In 1921, Rodchenko made three coloured squares—Pure Red Color, Pure Yellow Color, and Pure Blue Color. With these monochromatic paintings, Rodchenko declared the end of painting, claiming that he had 'reduced painting to its logical conclusion ... it's all over. Basic colors. Every plane is a plane and there is to be no more representation.' After this denouncement, Rodchenko reasserted his ideological beliefs and began integrating art into everyday life through graphic design.
Works produced after 1921 embody Rodchenko's appeal to the masses, with poster and advertising design utilised in service of the Soviet propaganda machine. Rodchenko's designs were largely montages of works and images, composed in simple colours with clear visual messaging.
Books (Please)!

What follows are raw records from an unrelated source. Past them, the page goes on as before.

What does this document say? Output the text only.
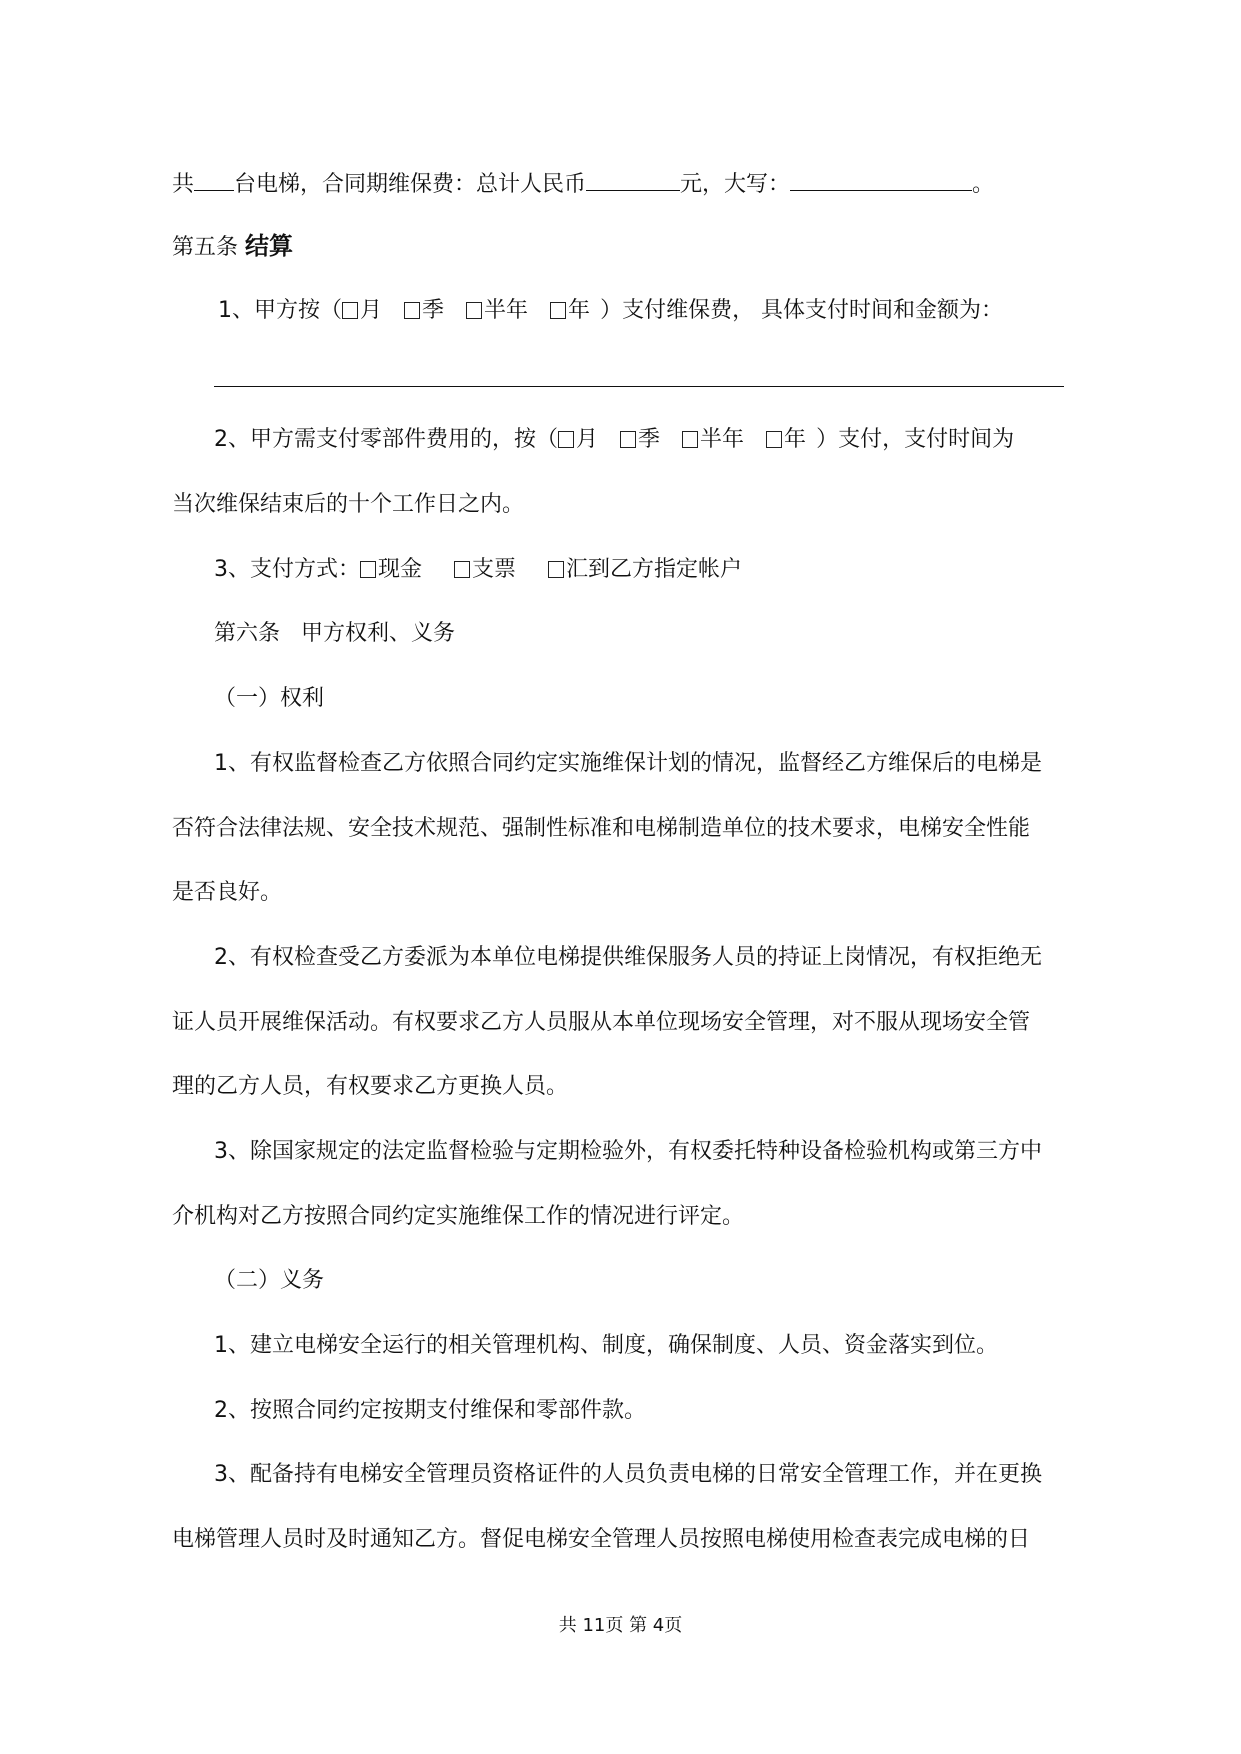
共 台电梯，合同期维保费：总计人民币	元，大写：	。
第五条 结算
1、甲方按（ 月 季 半年 年 ）支付维保费， 具体支付时间和金额为：
2、甲方需支付零部件费用的，按（ 月 季 半年 年 ）支付，支付时间为
当次维保结束后的十个工作日之内。
3、支付方式： 现金 支票 汇到乙方指定帐户
第六条 甲方权利、义务
（一）权利
1、有权监督检查乙方依照合同约定实施维保计划的情况，监督经乙方维保后的电梯是
否符合法律法规、安全技术规范、强制性标准和电梯制造单位的技术要求，电梯安全性能
是否良好。
2、有权检查受乙方委派为本单位电梯提供维保服务人员的持证上岗情况，有权拒绝无
证人员开展维保活动。有权要求乙方人员服从本单位现场安全管理，对不服从现场安全管
理的乙方人员，有权要求乙方更换人员。
3、除国家规定的法定监督检验与定期检验外，有权委托特种设备检验机构或第三方中
介机构对乙方按照合同约定实施维保工作的情况进行评定。
（二）义务
1、建立电梯安全运行的相关管理机构、制度，确保制度、人员、资金落实到位。
2、按照合同约定按期支付维保和零部件款。
3、配备持有电梯安全管理员资格证件的人员负责电梯的日常安全管理工作，并在更换
电梯管理人员时及时通知乙方。督促电梯安全管理人员按照电梯使用检查表完成电梯的日
共 11页 第 4页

In All Branches of Knowledge (1924) demonstrates Rodchenko's alignment with Productivism, an early 20th-century art movement that aimed to develop art accessible to the proletariat. The poster design features Lilya Brik, a fellow Constructivist associate, shouting the titular message in bold mechanical forms. She is addressing her comrades, calling for them to become educated by the state media agency that commissioned the advertisement, the Leningrad Department of Gosizdat (State Publishing House). Rodchenko would go on to design many advertising elements for post-war propaganda campaigns. These included a series of posters for Lenin's New Economic Policy in 1923, which extolled the benefits of labouring for the government.
Rodchenko would also experiment widely with photographic processes, especially photomontage. He designed the book and accompanying photomontages for poet Vladimir Mayakovsky's Pro eto (About This) (1923) and the duo would become prolific in the field of advertising. Rodchenko's photography practice aimed to record Soviet industrialisation, which saw the artist hired as a photojournalist for some of the Soviet Union's most famous publications, including Ogonyek, Tridsta' Dnei, and Ekran Rabochei Gazety.
In his photographic series 'The Building on Myasnitskaya Street' (1925), Rodchenko photographed his apartment building from various unexpected viewpoints. He believed that this method would reveal the underlying structures of the world and stimulate social awareness. His experimental photographic practice would continue in service of the Soviet Union, but in his later years Rodchenko fell out of favour with party officials and spent the last two decades of his life in the margins of Soviet culture.
Alexander Rodchenko's works are collected internationally, with works held in the collections of the Museum of Modern Art, New York; Museum Ludwig, Cologne; the Guggenheim Museum, New York; and the Art Institute of Chicago, amongst others.